Only one case of EGFR mutation-positive lung adenocarcinoma has been reported,⁸ in which the abscopal effect persisted over time. However, this was a postoperative recurrence case, and the situation at the time of radiational intervention was different from our case. In this case, the primary and lung lesions showed a good abscopal effect, although the extrathoracic lesion was unresponsive. The abscopal effect lasted for 1 month, which was shorter than previously reported effects.¹⁰ EFGR mutation-positive lung cancer is less likely to benefit from immune checkpoint-inhibitors.¹¹ The EGFR activation pathway suppresses the immune response by infiltrating regulatory T cells locally into the cancer.

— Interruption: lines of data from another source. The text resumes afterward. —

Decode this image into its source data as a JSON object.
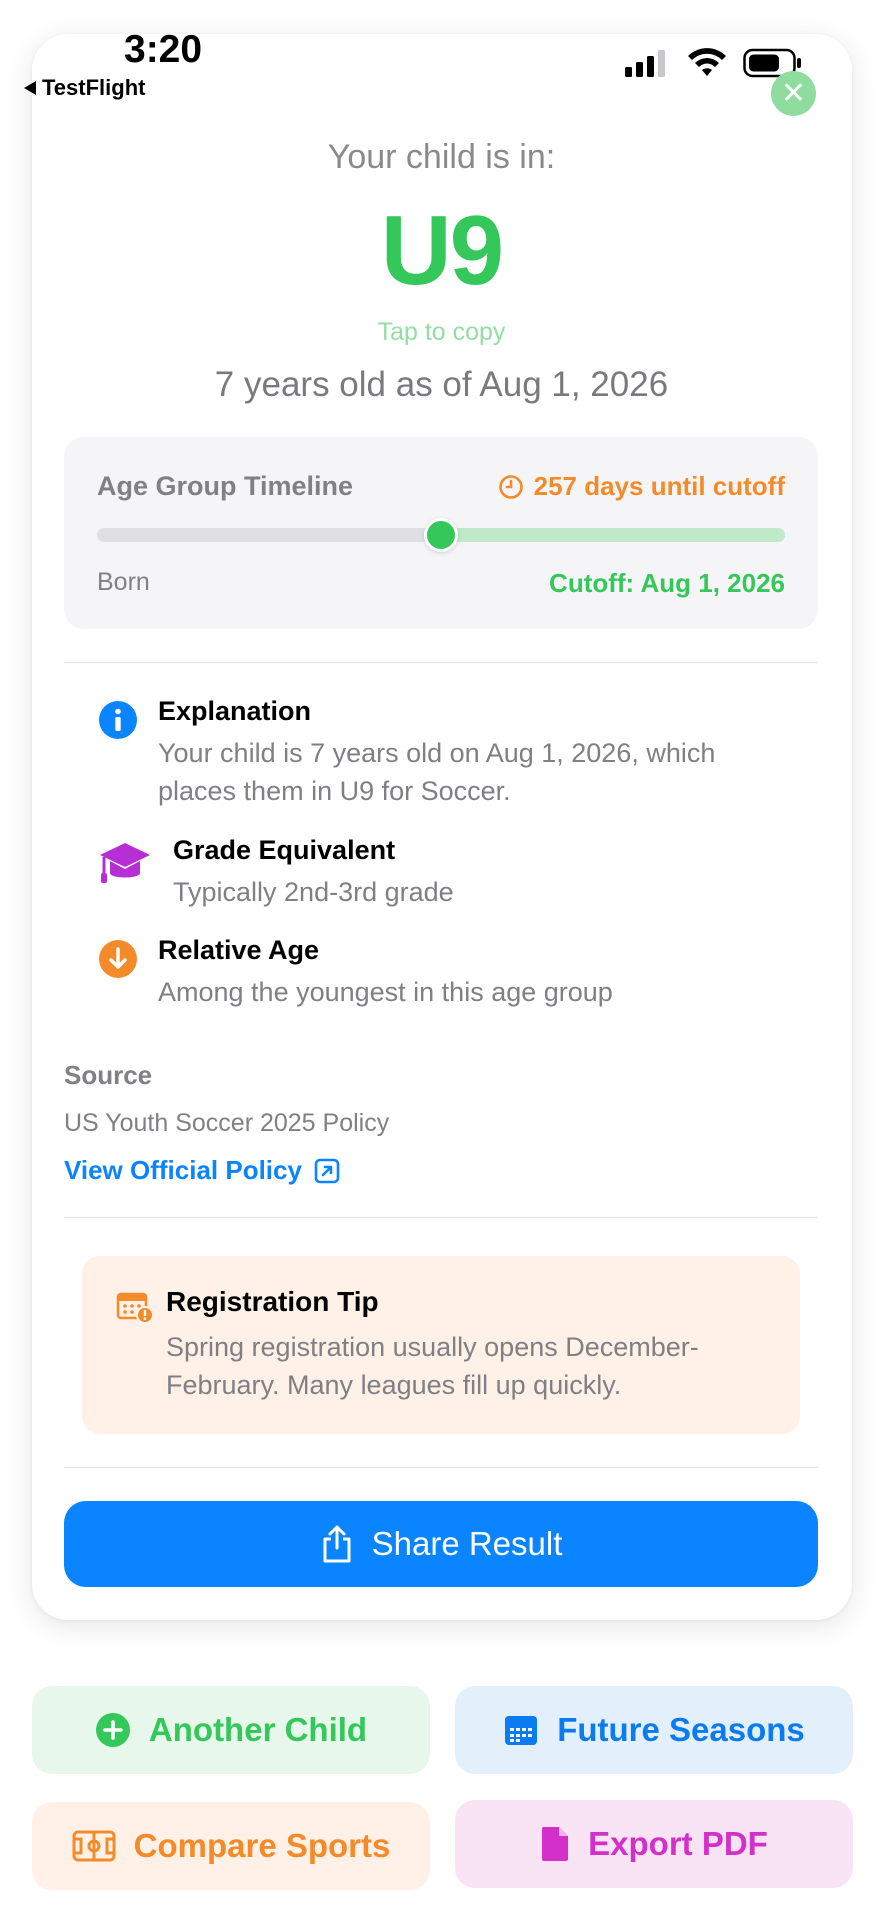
{
  "status_bar": {
    "time": "3:20",
    "back_app": "TestFlight"
  },
  "result": {
    "label": "Your child is in:",
    "group": "U9",
    "copy_hint": "Tap to copy",
    "age_line": "7 years old as of Aug 1, 2026"
  },
  "timeline": {
    "title": "Age Group Timeline",
    "countdown": "257 days until cutoff",
    "start_label": "Born",
    "end_label": "Cutoff: Aug 1, 2026",
    "progress_fraction": 0.5
  },
  "info": [
    {
      "icon": "info-icon",
      "title": "Explanation",
      "body": "Your child is 7 years old on Aug 1, 2026, which places them in U9 for Soccer."
    },
    {
      "icon": "graduation-cap-icon",
      "title": "Grade Equivalent",
      "body": "Typically 2nd-3rd grade"
    },
    {
      "icon": "arrow-down-circle-icon",
      "title": "Relative Age",
      "body": "Among the youngest in this age group"
    }
  ],
  "source": {
    "heading": "Source",
    "text": "US Youth Soccer 2025 Policy",
    "link": "View Official Policy"
  },
  "tip": {
    "title": "Registration Tip",
    "body": "Spring registration usually opens December-February. Many leagues fill up quickly."
  },
  "share_button": "Share Result",
  "actions": {
    "another_child": "Another Child",
    "future_seasons": "Future Seasons",
    "compare_sports": "Compare Sports",
    "export_pdf": "Export PDF"
  },
  "colors": {
    "green": "#34c759",
    "blue": "#0a84ff",
    "orange": "#f48b2a",
    "purple": "#b72ed6",
    "magenta": "#d230c8"
  }
}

An alternative cause could be the decrease in the proportion of PD-L1-positive and CD8-positive tumor-infiltrating lymphocytes.^{11, 12} Tumor-infiltrating lymphocyte deficiency and tumor mutation profiles are noninflamed phenotypes. This may make it difficult to maintain the abscopal effect.

To summarize, reproducible abscopal effects were elicited. In this case, no additional effect was observed on addition of immune checkpoint inhibitors. These findings will help determine effective radiotherapy strategies.

CONFLICTS OF INTEREST

The authors have no conflicts of interest to declare.